Fire

I have commented before on the importance of water, wind, and the value of land unspoiled. The last of the Greek Classical Elements, which I have not made mention of, is of course fire. We have heated with wood for more than 20 years. When we arrived at Pairodox there was an oil furnace in the basement – it was destroyed by flood in 1996. We learned shortly after that our home could not be insured without a source of heat which was deemed to be permanent. Wood stoves were not considered to be either reliable or permanent so we have had a propane furnace in the basement for more than 15 years and have used it once. We heat the south end of the house, including the second floor by convection, with a large stove which generates 75k BTU/h.

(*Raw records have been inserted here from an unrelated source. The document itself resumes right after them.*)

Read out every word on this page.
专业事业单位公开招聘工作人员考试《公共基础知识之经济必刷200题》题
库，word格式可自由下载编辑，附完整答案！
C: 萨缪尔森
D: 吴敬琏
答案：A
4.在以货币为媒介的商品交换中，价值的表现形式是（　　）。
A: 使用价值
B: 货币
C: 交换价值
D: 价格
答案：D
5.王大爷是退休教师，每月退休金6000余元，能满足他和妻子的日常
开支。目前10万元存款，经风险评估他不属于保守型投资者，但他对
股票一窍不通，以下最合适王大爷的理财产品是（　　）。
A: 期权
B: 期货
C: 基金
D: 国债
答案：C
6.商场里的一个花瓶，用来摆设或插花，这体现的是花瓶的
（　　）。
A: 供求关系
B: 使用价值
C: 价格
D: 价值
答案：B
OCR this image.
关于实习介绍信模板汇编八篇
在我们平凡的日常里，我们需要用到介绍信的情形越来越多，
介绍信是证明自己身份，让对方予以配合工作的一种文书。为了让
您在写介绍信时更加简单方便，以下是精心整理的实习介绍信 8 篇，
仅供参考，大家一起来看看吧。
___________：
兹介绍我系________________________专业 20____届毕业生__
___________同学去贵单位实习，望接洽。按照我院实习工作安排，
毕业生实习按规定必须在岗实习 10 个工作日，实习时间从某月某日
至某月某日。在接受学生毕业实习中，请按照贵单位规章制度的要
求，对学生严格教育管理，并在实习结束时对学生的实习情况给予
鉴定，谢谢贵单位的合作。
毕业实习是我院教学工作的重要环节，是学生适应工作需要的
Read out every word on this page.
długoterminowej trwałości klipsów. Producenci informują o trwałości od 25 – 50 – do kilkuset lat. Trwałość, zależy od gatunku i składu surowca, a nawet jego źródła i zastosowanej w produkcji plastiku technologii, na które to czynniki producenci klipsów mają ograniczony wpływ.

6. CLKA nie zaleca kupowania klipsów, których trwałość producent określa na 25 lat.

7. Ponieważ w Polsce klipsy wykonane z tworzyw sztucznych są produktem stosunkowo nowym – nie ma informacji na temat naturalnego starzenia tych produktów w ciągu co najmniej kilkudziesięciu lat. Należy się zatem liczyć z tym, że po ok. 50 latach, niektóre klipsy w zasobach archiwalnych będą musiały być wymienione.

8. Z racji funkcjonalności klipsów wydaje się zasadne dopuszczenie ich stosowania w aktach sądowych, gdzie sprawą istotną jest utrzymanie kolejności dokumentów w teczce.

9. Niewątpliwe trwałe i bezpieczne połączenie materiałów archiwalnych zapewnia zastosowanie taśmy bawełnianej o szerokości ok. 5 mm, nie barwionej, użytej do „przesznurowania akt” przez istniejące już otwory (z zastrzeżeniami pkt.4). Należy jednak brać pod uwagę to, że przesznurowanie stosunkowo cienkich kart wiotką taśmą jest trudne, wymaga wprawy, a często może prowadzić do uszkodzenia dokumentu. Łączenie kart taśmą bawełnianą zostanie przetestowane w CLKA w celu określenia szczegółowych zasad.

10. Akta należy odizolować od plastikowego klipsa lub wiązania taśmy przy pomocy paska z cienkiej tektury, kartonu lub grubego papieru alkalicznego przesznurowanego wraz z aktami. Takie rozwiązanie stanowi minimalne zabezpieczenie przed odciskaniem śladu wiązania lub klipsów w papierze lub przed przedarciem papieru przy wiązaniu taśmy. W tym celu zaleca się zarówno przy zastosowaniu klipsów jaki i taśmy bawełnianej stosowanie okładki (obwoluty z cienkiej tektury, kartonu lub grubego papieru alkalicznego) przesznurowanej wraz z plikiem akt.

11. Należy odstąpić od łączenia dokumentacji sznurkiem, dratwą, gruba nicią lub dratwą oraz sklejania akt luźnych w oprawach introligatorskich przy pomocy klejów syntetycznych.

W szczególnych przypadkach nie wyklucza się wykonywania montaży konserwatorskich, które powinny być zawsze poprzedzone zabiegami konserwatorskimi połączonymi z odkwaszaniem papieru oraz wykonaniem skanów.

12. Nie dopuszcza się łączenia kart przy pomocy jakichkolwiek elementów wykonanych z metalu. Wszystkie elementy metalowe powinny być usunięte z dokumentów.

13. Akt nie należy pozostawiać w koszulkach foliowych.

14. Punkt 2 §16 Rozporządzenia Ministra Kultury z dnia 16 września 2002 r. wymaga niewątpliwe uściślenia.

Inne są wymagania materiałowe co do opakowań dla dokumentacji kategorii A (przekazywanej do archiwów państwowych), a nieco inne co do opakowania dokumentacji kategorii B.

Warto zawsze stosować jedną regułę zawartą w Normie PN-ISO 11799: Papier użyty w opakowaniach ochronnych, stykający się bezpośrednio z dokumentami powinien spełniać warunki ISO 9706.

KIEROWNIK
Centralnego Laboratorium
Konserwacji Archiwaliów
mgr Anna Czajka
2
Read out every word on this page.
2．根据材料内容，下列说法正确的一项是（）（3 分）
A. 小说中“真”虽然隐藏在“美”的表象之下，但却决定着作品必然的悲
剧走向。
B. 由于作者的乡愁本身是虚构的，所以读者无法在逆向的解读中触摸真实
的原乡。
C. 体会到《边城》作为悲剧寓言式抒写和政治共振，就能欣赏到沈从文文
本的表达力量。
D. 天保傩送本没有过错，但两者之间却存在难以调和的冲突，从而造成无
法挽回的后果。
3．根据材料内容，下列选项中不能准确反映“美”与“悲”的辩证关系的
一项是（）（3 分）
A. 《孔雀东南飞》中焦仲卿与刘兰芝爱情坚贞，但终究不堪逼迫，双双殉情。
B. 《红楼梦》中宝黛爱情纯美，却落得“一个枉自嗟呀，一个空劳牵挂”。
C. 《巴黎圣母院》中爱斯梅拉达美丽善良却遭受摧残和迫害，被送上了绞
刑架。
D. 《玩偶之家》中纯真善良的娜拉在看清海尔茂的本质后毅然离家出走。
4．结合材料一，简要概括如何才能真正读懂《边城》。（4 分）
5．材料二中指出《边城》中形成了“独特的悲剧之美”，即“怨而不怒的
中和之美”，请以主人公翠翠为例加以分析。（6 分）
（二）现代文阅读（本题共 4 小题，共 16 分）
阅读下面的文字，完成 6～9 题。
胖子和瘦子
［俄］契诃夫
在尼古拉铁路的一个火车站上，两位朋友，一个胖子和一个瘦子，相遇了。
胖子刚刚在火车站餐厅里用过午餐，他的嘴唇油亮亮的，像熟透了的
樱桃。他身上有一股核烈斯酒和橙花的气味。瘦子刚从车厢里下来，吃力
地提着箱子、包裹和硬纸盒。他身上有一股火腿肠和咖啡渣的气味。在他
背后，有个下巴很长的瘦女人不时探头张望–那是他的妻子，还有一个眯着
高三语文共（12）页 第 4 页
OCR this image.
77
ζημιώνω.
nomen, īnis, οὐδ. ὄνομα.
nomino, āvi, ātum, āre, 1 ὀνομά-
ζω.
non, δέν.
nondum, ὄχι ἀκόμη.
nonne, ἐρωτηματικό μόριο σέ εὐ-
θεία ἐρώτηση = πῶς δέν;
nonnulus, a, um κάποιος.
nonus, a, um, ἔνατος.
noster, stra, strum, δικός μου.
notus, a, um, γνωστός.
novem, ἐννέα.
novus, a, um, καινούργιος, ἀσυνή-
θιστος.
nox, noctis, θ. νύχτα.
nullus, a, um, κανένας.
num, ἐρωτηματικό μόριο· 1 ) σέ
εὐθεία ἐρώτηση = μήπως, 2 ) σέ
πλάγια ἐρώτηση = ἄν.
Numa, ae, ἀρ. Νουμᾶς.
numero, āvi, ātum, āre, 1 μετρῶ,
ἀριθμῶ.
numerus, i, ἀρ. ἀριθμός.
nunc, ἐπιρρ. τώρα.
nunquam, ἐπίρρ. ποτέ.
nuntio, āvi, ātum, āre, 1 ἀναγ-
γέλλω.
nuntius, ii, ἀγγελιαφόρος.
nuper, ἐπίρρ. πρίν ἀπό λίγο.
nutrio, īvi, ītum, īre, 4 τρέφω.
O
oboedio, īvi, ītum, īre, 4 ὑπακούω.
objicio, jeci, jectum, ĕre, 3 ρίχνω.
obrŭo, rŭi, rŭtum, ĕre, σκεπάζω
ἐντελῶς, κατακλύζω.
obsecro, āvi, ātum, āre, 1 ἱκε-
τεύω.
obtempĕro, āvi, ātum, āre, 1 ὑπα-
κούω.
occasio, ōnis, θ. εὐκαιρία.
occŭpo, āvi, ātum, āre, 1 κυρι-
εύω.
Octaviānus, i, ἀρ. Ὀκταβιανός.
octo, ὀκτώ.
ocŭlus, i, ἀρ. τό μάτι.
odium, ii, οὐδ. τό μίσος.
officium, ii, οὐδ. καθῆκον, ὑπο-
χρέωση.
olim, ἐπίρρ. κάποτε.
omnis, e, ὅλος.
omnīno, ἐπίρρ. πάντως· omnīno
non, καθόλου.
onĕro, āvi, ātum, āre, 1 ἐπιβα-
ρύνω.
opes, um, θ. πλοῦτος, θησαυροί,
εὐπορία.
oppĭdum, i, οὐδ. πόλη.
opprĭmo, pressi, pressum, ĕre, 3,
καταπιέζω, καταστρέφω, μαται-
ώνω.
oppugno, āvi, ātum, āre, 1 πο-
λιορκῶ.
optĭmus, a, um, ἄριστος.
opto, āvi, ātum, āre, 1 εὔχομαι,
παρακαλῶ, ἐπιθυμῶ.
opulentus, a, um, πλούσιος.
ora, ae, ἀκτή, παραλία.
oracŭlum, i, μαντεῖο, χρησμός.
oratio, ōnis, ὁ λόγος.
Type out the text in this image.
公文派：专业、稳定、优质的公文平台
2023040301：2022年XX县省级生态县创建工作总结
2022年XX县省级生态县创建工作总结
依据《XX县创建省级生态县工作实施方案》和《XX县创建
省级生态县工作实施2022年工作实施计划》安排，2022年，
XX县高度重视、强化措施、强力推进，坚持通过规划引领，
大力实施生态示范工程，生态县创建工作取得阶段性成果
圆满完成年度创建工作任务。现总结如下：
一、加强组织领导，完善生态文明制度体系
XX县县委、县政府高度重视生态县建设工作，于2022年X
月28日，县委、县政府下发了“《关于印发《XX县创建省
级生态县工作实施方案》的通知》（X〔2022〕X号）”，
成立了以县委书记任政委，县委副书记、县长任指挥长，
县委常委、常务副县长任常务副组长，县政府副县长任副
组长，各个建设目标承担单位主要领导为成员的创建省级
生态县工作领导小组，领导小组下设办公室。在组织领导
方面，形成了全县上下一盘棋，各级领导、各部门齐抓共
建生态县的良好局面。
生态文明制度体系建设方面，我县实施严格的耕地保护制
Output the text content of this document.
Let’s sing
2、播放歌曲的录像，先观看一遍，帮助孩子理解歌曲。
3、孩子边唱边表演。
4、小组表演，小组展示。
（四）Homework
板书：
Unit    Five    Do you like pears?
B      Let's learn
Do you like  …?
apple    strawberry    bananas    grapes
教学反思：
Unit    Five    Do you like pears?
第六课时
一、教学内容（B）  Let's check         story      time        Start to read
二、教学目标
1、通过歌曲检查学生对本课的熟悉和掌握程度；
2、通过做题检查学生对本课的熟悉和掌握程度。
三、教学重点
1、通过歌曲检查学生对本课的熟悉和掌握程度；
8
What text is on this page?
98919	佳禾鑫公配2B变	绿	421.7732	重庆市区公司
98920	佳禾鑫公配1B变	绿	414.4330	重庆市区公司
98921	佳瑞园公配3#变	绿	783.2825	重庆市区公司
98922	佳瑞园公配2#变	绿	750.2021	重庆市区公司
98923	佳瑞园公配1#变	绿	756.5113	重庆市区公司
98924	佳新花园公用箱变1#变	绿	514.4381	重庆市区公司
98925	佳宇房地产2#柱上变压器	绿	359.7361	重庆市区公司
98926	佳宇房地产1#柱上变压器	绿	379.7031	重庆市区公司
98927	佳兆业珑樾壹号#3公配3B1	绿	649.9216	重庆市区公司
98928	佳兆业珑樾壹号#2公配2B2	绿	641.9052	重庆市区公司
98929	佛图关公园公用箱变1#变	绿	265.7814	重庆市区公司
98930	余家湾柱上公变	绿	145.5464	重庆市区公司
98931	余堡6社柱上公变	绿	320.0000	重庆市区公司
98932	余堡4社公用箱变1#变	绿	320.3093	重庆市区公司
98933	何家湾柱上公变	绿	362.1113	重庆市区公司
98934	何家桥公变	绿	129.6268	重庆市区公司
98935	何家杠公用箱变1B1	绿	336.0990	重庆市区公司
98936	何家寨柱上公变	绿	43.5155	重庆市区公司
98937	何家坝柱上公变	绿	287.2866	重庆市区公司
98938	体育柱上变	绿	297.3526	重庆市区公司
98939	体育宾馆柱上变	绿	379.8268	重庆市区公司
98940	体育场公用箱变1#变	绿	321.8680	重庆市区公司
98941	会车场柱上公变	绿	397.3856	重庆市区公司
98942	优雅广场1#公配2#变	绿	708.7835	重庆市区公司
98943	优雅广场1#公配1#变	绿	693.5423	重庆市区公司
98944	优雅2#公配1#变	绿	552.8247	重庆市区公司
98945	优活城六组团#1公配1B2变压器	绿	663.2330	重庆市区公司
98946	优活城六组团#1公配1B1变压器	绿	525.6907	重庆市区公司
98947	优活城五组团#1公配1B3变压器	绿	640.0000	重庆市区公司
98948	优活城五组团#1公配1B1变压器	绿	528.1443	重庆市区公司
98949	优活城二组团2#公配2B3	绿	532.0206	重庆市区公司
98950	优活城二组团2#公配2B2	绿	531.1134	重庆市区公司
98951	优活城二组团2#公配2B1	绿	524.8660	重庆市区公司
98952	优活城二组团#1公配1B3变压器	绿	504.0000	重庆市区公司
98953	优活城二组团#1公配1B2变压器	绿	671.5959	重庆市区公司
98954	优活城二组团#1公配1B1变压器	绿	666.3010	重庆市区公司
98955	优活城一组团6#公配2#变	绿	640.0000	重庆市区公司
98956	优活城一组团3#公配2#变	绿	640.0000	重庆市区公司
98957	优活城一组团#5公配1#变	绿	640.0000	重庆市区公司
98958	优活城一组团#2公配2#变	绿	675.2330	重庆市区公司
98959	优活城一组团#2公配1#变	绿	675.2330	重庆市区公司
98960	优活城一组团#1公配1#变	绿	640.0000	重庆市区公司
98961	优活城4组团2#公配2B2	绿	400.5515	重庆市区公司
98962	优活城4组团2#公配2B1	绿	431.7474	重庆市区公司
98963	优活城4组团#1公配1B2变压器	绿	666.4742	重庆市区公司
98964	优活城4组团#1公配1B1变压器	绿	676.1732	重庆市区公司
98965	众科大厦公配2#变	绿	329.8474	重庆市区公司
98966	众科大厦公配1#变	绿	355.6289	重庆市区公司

We also have a smaller wood burner which generates 15k BTU/h; this unit does double duty by cooking our food and by heating the north end of the house, upstairs (again, via convection) and down. We have always purchased pole wood from a fellow who runs between loggers and folks like us who don’t want to pay premium prices for prepared firewood. Poles need to be cut, split, and stacked to dry well before the start of heating season. So yes indeed, we have a great respect of fire and an appreciation for the heat it provides when confined within the steel and cast iron walls of our stoves. On an ecological note, there is no doubt that wood burning releases carbon into the atmosphere and may contribute to climate change. We believe that the release of carbon from wood combustion and the sequestration of the same in living wood itself is a breakeven proposition. As stewards of nearly 50 acres of Pennsylvania forest – we believe that the carbon removal realized by the trees which comprise that wood lot tips the carbon economy of the farm toward a net negative atmospheric contribution. For people in our circumstances we feel that wood burning is less damaging to the environment than burning fossil fuels. The images show smoke from a wood fire, flames at approximately 1000°C, and the flame from a propane torch which burns a few hundred degrees hotter. [Given the drafts of the chimneys servicing our stoves the use of a torch to start our fires is a significant time saver.]